This amazing photograph was taken by my wife Debra one afternoon while she was sitting on a deck on Pamlico Sound in North Carolina with her favorite book in one hand and her cell phone in the other. For some time, she had been watching this immature osprey try in vain to catch baitfish in the shallow water. The skies were too cloudy and the winds were too gusty so the young osprey couldn’t see any minnows near the surface to “snatch up” with his (or her) talons. In spite of significant effort, the osprey kept at it for some time. Exhausted and frustrated, the young bird decided to rest for a moment and perched about three feet from where Deb was reading. She snapped this picture which is now one of our favorites. I love the wild and crazy look on this face; it makes me smile every time I see it. Though this bird had nothing to eat and no immediate proof that he was becoming a great hunter – he demonstrated something even more valuable to his survival in the long run. This bird had PLUCK.
The term “pluck” has many meanings depending on where, how and when it is used – and by whom. In human terms, pluck refers to the amount of “push” a person can muster towards a given task or mission combined with an undefined and unplanned measure of luck. For me, pluck is the synergy that is generated when hard work, brains, common sense and “favorable winds” all come together at the same time. Yes, there is sometimes an element of good luck, or perhaps even serendipity in a good outcome, but I have found that most human success is rooted in a man or woman’s ability to generate enough “push” until good things happen. Said another way, some folks “make their own luck”.
To raise grain, vegetables and livestock on the Delmarva, farm families today need to have a good measure of “pluck” to help them achieve their goals for their farm and their families. Years ago, pluck was measured in more physical terms because battling the elements in nature was an everyday challenge. Anyone old enough to remember plowing a field in a cabless tractor in the winter time knows this all too well; back then farmers would be honored with an accolade like “he is tough as nails” or “he plowed that field all night” till it was done. Pluck was an important part of farming back then, and hard work and long days (the push part of pluck) was expected of anyone who planned to farm for a living.
Today, farm families still depend on pluck to achieve year after year results “on the farm” but the type of pluck required has changed. Yes, there are still many physical dangers associated with raising crops and livestock; anytime humans work in and with nature there are physical risks. Most farmers I know love working with, in, under or on their equipment; so in spite of the dangers – this is an important part of what they (still) love about farming. In today’s world of farming, farmers and ranchers often need that same quality of pluck when they are making “off farm” decisions like finance, agronomy, credit, marketing, succession planning, insurance, land values, interest rates, management, capitalization, etc.
For many farmers, raising a corn crop or 4 houses of chickens comes easier to them than squaring off with some of the huge, uncertain decisions that must be made every year. Should I expand? Should I run my combine one more year and take a chance on that transmission or trade up and create a new, bigger debt? Should I hire another employee or burn the candle on both ends another year? Should I plant cucumbers for the first time with the hope of increasing my income potential – knowing full well that a heavy rain right before harvest could break me? No business is 100% free of risks, but farming is a biological business directly tied to forces of nature. So pluck still plays a huge part in the farming equation, in my view, but the real nerve required for farming is more about management than physical strength.

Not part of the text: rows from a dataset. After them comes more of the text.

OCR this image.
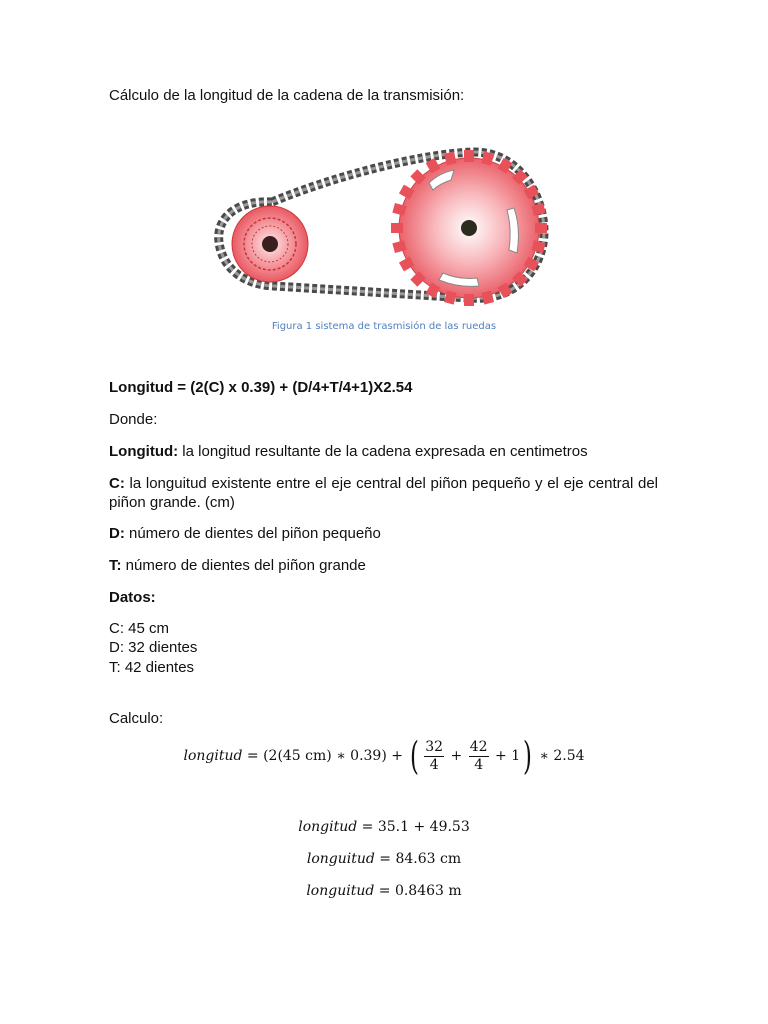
Cálculo de la longitud de la cadena de la transmisión:
Figura 1 sistema de trasmisión de las ruedas
Longitud = (2(C) x 0.39) + (D/4+T/4+1)X2.54
Donde:
Longitud: la longitud resultante de la cadena expresada en centimetros
C: la longuitud existente entre el eje central del piñon pequeño y el eje central del piñon grande. (cm)
D: número de dientes del piñon pequeño
T: número de dientes del piñon grande
Datos:
C: 45 cm
D: 32 dientes
T: 42 dientes
Calculo:
longitud = (2(45 cm) ∗ 0.39) + ( $\frac{32}{4} + \frac{42}{4} + 1$) ∗ 2.54
longitud = 35.1 + 49.53
longuitud = 84.63 cm
longuitud = 0.8463 m
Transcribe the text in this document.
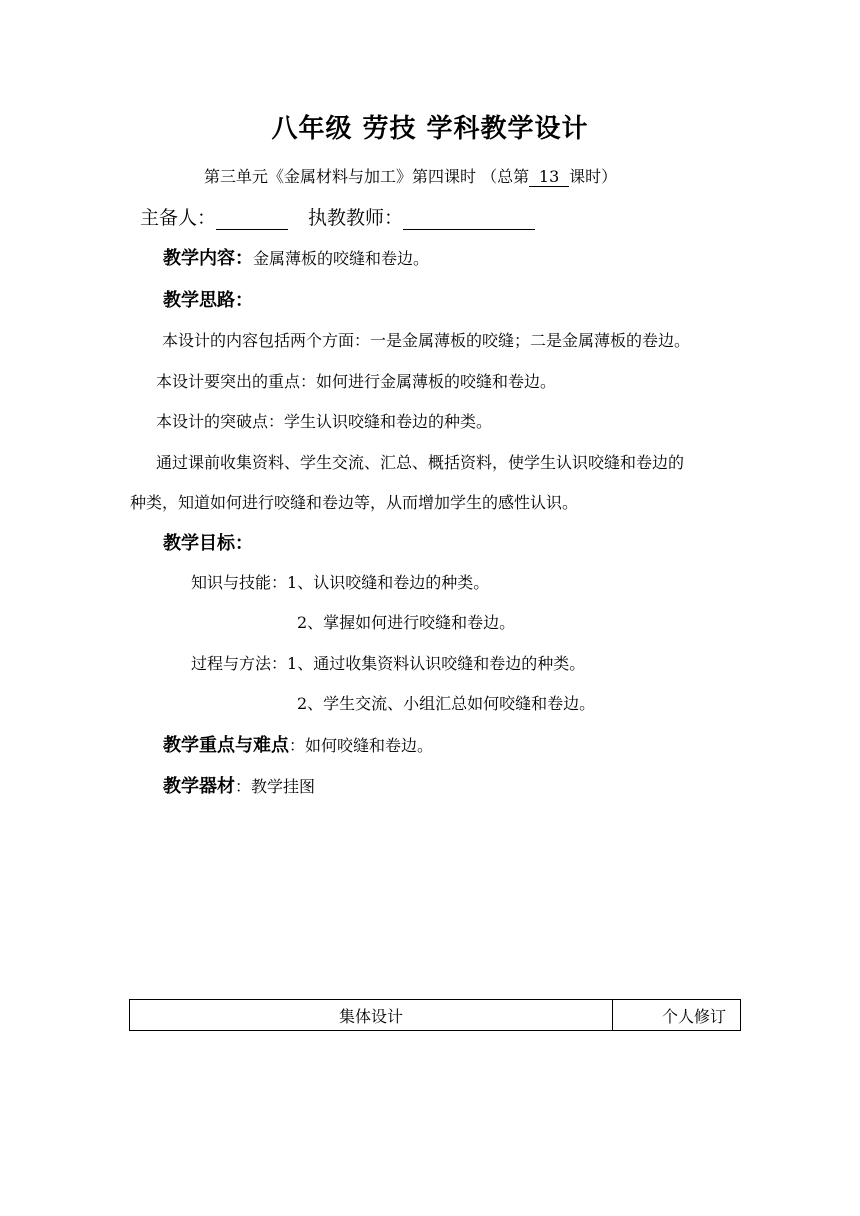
八年级 劳技 学科教学设计
第三单元《金属材料与加工》第四课时 （总第 13 课时）
主备人：	执教教师：
教学内容：金属薄板的咬缝和卷边。
教学思路：
本设计的内容包括两个方面：一是金属薄板的咬缝；二是金属薄板的卷边。
本设计要突出的重点：如何进行金属薄板的咬缝和卷边。
本设计的突破点：学生认识咬缝和卷边的种类。
通过课前收集资料、学生交流、汇总、概括资料，使学生认识咬缝和卷边的
种类，知道如何进行咬缝和卷边等，从而增加学生的感性认识。
教学目标：
知识与技能：1、认识咬缝和卷边的种类。
2、掌握如何进行咬缝和卷边。
过程与方法：1、通过收集资料认识咬缝和卷边的种类。
2、学生交流、小组汇总如何咬缝和卷边。
教学重点与难点：如何咬缝和卷边。
教学器材：教学挂图
集体设计	个人修订
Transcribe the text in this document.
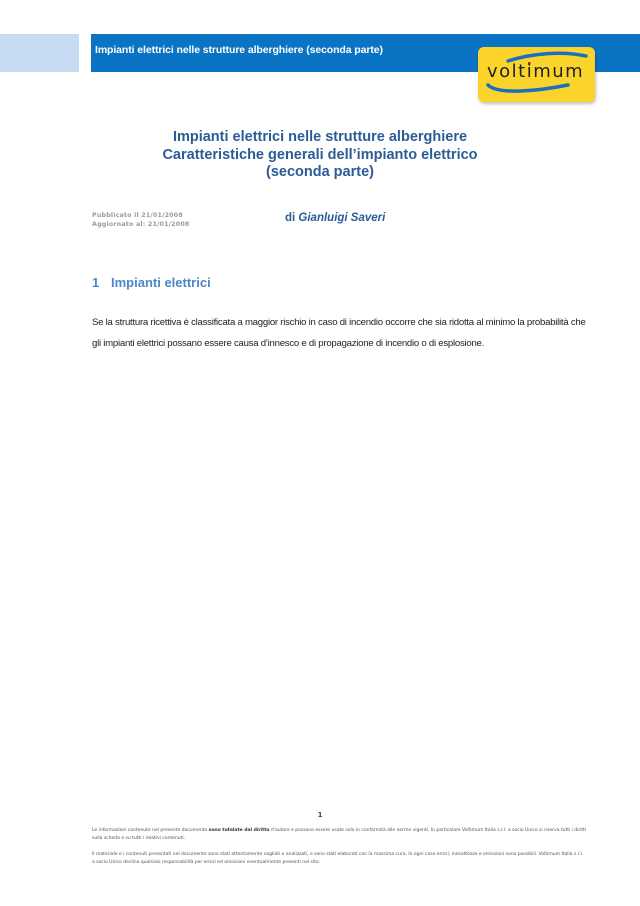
Impianti elettrici nelle strutture alberghiere (seconda parte)
voltimum
Impianti elettrici nelle strutture alberghiere
Caratteristiche generali dell’impianto elettrico
(seconda parte)
Pubblicato il 21/01/2008
Aggiornato al: 21/01/2008
di Gianluigi Saveri
1 Impianti elettrici
Se la struttura ricettiva è classificata a maggior rischio in caso di incendio occorre che sia ridotta al minimo la probabilità che gli impianti elettrici possano essere causa d’innesco e di propagazione di incendio o di esplosione.
1
Le informazioni contenute nel presente documento sono tutelate dal diritto d'autore e possono essere usate solo in conformità alle norme vigenti. In particolare Voltimum Italia s.r.l. a socio Unico si riserva tutti i diritti sulla scheda e su tutti i relativi contenuti.
Il materiale e i contenuti presentati nel documento sono stati attentamente vagliati e analizzati, e sono stati elaborati con la massima cura. In ogni caso errori, inesattezze e omissioni sono possibili. Voltimum Italia s.r.l. a socio Unico declina qualsiasi responsabilità per errori ed omissioni eventualmente presenti nel sito.
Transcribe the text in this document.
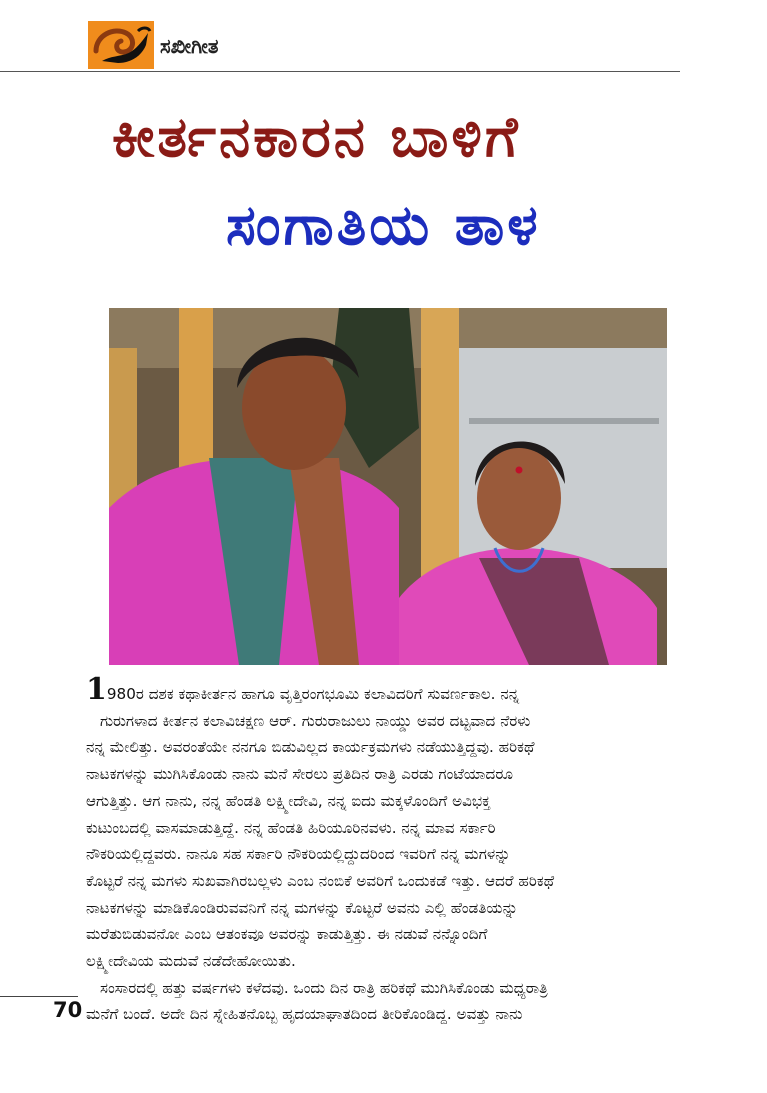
ಸಖೀಗೀತ
ಕೀರ್ತನಕಾರನ ಬಾಳಿಗೆ
ಸಂಗಾತಿಯ ತಾಳ

1980ರ ದಶಕ ಕಥಾಕೀರ್ತನ ಹಾಗೂ ವೃತ್ತಿರಂಗಭೂಮಿ ಕಲಾವಿದರಿಗೆ ಸುವರ್ಣಕಾಲ. ನನ್ನ
ಗುರುಗಳಾದ ಕೀರ್ತನ ಕಲಾವಿಚಕ್ಷಣ ಆರ್. ಗುರುರಾಜುಲು ನಾಯ್ಡು ಅವರ ದಟ್ಟವಾದ ನೆರಳು
ನನ್ನ ಮೇಲಿತ್ತು. ಅವರಂತೆಯೇ ನನಗೂ ಬಿಡುವಿಲ್ಲದ ಕಾರ್ಯಕ್ರಮಗಳು ನಡೆಯುತ್ತಿದ್ದವು. ಹರಿಕಥೆ
ನಾಟಕಗಳನ್ನು ಮುಗಿಸಿಕೊಂಡು ನಾನು ಮನೆ ಸೇರಲು ಪ್ರತಿದಿನ ರಾತ್ರಿ ಎರಡು ಗಂಟೆಯಾದರೂ
ಆಗುತ್ತಿತ್ತು. ಆಗ ನಾನು, ನನ್ನ ಹೆಂಡತಿ ಲಕ್ಷ್ಮೀದೇವಿ, ನನ್ನ ಐದು ಮಕ್ಕಳೊಂದಿಗೆ ಅವಿಭಕ್ತ
ಕುಟುಂಬದಲ್ಲಿ ವಾಸಮಾಡುತ್ತಿದ್ದೆ. ನನ್ನ ಹೆಂಡತಿ ಹಿರಿಯೂರಿನವಳು. ನನ್ನ ಮಾವ ಸರ್ಕಾರಿ
ನೌಕರಿಯಲ್ಲಿದ್ದವರು. ನಾನೂ ಸಹ ಸರ್ಕಾರಿ ನೌಕರಿಯಲ್ಲಿದ್ದುದರಿಂದ ಇವರಿಗೆ ನನ್ನ ಮಗಳನ್ನು
ಕೊಟ್ಟರೆ ನನ್ನ ಮಗಳು ಸುಖವಾಗಿರಬಲ್ಲಳು ಎಂಬ ನಂಬಿಕೆ ಅವರಿಗೆ ಒಂದುಕಡೆ ಇತ್ತು. ಆದರೆ ಹರಿಕಥೆ
ನಾಟಕಗಳನ್ನು ಮಾಡಿಕೊಂಡಿರುವವನಿಗೆ ನನ್ನ ಮಗಳನ್ನು ಕೊಟ್ಟರೆ ಅವನು ಎಲ್ಲಿ ಹೆಂಡತಿಯನ್ನು
ಮರೆತುಬಿಡುವನೋ ಎಂಬ ಆತಂಕವೂ ಅವರನ್ನು ಕಾಡುತ್ತಿತ್ತು. ಈ ನಡುವೆ ನನ್ನೊಂದಿಗೆ
ಲಕ್ಷ್ಮೀದೇವಿಯ ಮದುವೆ ನಡೆದೇಹೋಯಿತು.

ಸಂಸಾರದಲ್ಲಿ ಹತ್ತು ವರ್ಷಗಳು ಕಳೆದವು. ಒಂದು ದಿನ ರಾತ್ರಿ ಹರಿಕಥೆ ಮುಗಿಸಿಕೊಂಡು ಮಧ್ಯರಾತ್ರಿ
ಮನೆಗೆ ಬಂದೆ. ಅದೇ ದಿನ ಸ್ನೇಹಿತನೊಬ್ಬ ಹೃದಯಾಘಾತದಿಂದ ತೀರಿಕೊಂಡಿದ್ದ. ಅವತ್ತು ನಾನು

70
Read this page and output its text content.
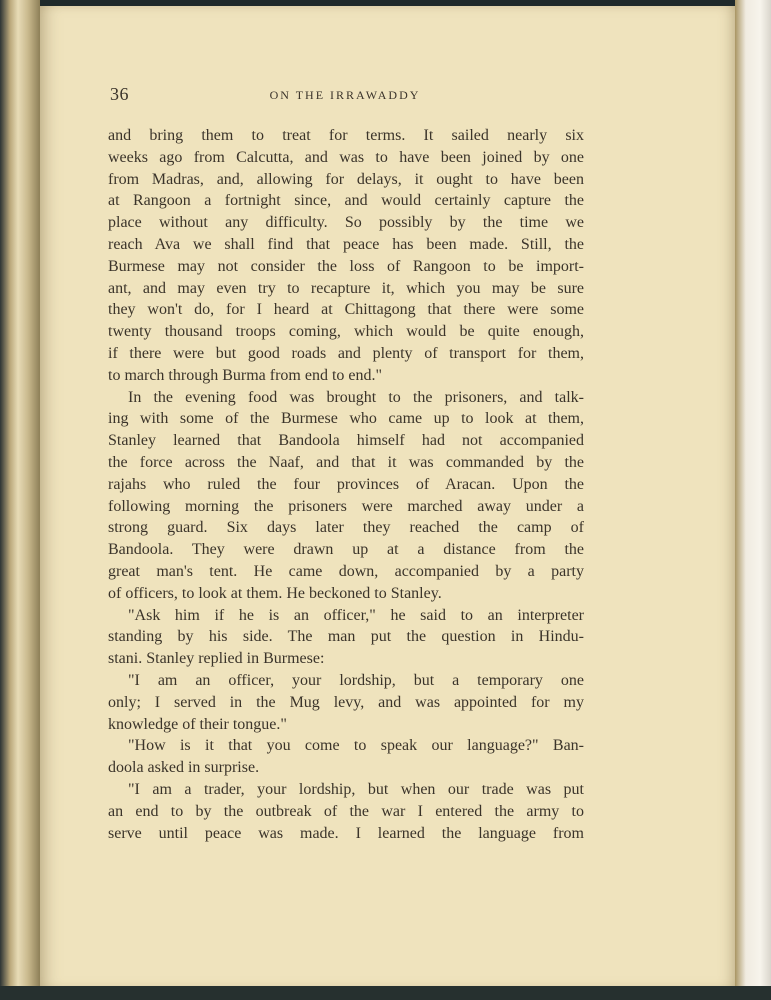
36	ON THE IRRAWADDY
and bring them to treat for terms. It sailed nearly six
weeks ago from Calcutta, and was to have been joined by one
from Madras, and, allowing for delays, it ought to have been
at Rangoon a fortnight since, and would certainly capture the
place without any difficulty. So possibly by the time we
reach Ava we shall find that peace has been made. Still, the
Burmese may not consider the loss of Rangoon to be import-
ant, and may even try to recapture it, which you may be sure
they won't do, for I heard at Chittagong that there were some
twenty thousand troops coming, which would be quite enough,
if there were but good roads and plenty of transport for them,
to march through Burma from end to end."
In the evening food was brought to the prisoners, and talk-
ing with some of the Burmese who came up to look at them,
Stanley learned that Bandoola himself had not accompanied
the force across the Naaf, and that it was commanded by the
rajahs who ruled the four provinces of Aracan. Upon the
following morning the prisoners were marched away under a
strong guard. Six days later they reached the camp of
Bandoola. They were drawn up at a distance from the
great man's tent. He came down, accompanied by a party
of officers, to look at them. He beckoned to Stanley.
"Ask him if he is an officer," he said to an interpreter
standing by his side. The man put the question in Hindu-
stani. Stanley replied in Burmese:
"I am an officer, your lordship, but a temporary one
only; I served in the Mug levy, and was appointed for my
knowledge of their tongue."
"How is it that you come to speak our language?" Ban-
doola asked in surprise.
"I am a trader, your lordship, but when our trade was put
an end to by the outbreak of the war I entered the army to
serve until peace was made. I learned the language from
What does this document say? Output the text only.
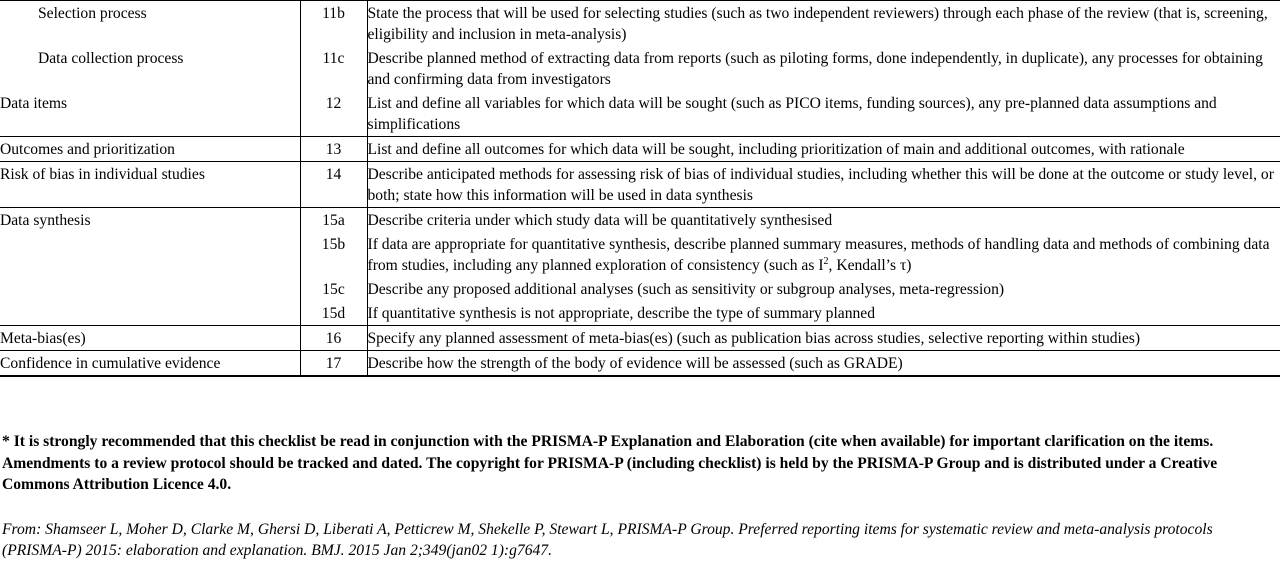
Selection process	11b	State the process that will be used for selecting studies (such as two independent reviewers) through each phase of the review (that is, screening, eligibility and inclusion in meta-analysis)
Data collection process	11c	Describe planned method of extracting data from reports (such as piloting forms, done independently, in duplicate), any processes for obtaining and confirming data from investigators
Data items	12	List and define all variables for which data will be sought (such as PICO items, funding sources), any pre-planned data assumptions and simplifications
Outcomes and prioritization	13	List and define all outcomes for which data will be sought, including prioritization of main and additional outcomes, with rationale
Risk of bias in individual studies	14	Describe anticipated methods for assessing risk of bias of individual studies, including whether this will be done at the outcome or study level, or both; state how this information will be used in data synthesis
Data synthesis	15a	Describe criteria under which study data will be quantitatively synthesised
	15b	If data are appropriate for quantitative synthesis, describe planned summary measures, methods of handling data and methods of combining data from studies, including any planned exploration of consistency (such as $I^2$, Kendall’s τ)
	15c	Describe any proposed additional analyses (such as sensitivity or subgroup analyses, meta-regression)
	15d	If quantitative synthesis is not appropriate, describe the type of summary planned
Meta-bias(es)	16	Specify any planned assessment of meta-bias(es) (such as publication bias across studies, selective reporting within studies)
Confidence in cumulative evidence	17	Describe how the strength of the body of evidence will be assessed (such as GRADE)
* It is strongly recommended that this checklist be read in conjunction with the PRISMA-P Explanation and Elaboration (cite when available) for important clarification on the items. Amendments to a review protocol should be tracked and dated. The copyright for PRISMA-P (including checklist) is held by the PRISMA-P Group and is distributed under a Creative Commons Attribution Licence 4.0.
From: Shamseer L, Moher D, Clarke M, Ghersi D, Liberati A, Petticrew M, Shekelle P, Stewart L, PRISMA-P Group. Preferred reporting items for systematic review and meta-analysis protocols (PRISMA-P) 2015: elaboration and explanation. BMJ. 2015 Jan 2;349(jan02 1):g7647.
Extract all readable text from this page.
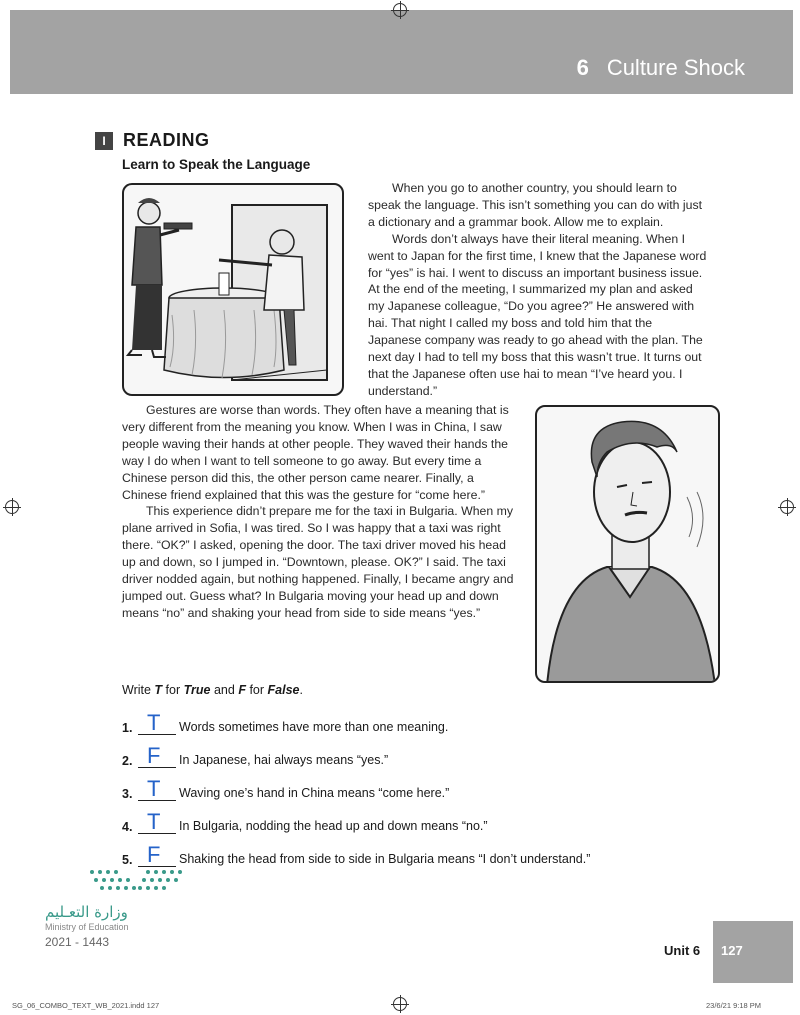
6 Culture Shock
I READING
Learn to Speak the Language

When you go to another country, you should learn to speak the language. This isn’t something you can do with just a dictionary and a grammar book. Allow me to explain.

Words don’t always have their literal meaning. When I went to Japan for the first time, I knew that the Japanese word for “yes” is hai. I went to discuss an important business issue. At the end of the meeting, I summarized my plan and asked my Japanese colleague, “Do you agree?” He answered with hai. That night I called my boss and told him that the Japanese company was ready to go ahead with the plan. The next day I had to tell my boss that this wasn’t true. It turns out that the Japanese often use hai to mean “I’ve heard you. I understand.”

Gestures are worse than words. They often have a meaning that is very different from the meaning you know. When I was in China, I saw people waving their hands at other people. They waved their hands the way I do when I want to tell someone to go away. But every time a Chinese person did this, the other person came nearer. Finally, a Chinese friend explained that this was the gesture for “come here.”

This experience didn’t prepare me for the taxi in Bulgaria. When my plane arrived in Sofia, I was tired. So I was happy that a taxi was right there. “OK?” I asked, opening the door. The taxi driver moved his head up and down, so I jumped in. “Downtown, please. OK?” I said. The taxi driver nodded again, but nothing happened. Finally, I became angry and jumped out. Guess what? In Bulgaria moving your head up and down means “no” and shaking your head from side to side means “yes.”

Write T for True and F for False.
1. T Words sometimes have more than one meaning.
2. F In Japanese, hai always means “yes.”
3. T Waving one’s hand in China means “come here.”
4. T In Bulgaria, nodding the head up and down means “no.”
5. F Shaking the head from side to side in Bulgaria means “I don’t understand.”
وزارة التعـليم
Ministry of Education
2021 - 1443
Unit 6 127
SG_06_COMBO_TEXT_WB_2021.indd 127	23/6/21 9:18 PM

As I think about this young osprey resting on its perch, I am reminded how much pluck emerging young farmers or first time farmers need in their first couple of years. The amount of risk a young farmer must endure, particularly relative to cash flow and long term debt, is often immense. An unexpected “run of bad luck” when a farming operation is just getting started or in transition from one generation to the next can severely challenge even hardworking, bright young farmers in their first years. So, in my daily work I try to remember that there are men and women out there who are working triple overtime to make their new farm and livestock venture profitable in the early years. I try to remember how much strength and raw courage these farmers must muster every day to keep their dream alive while they travel on their chosen road. On some days, I’m sure, all they really have to lean on is their own pluck.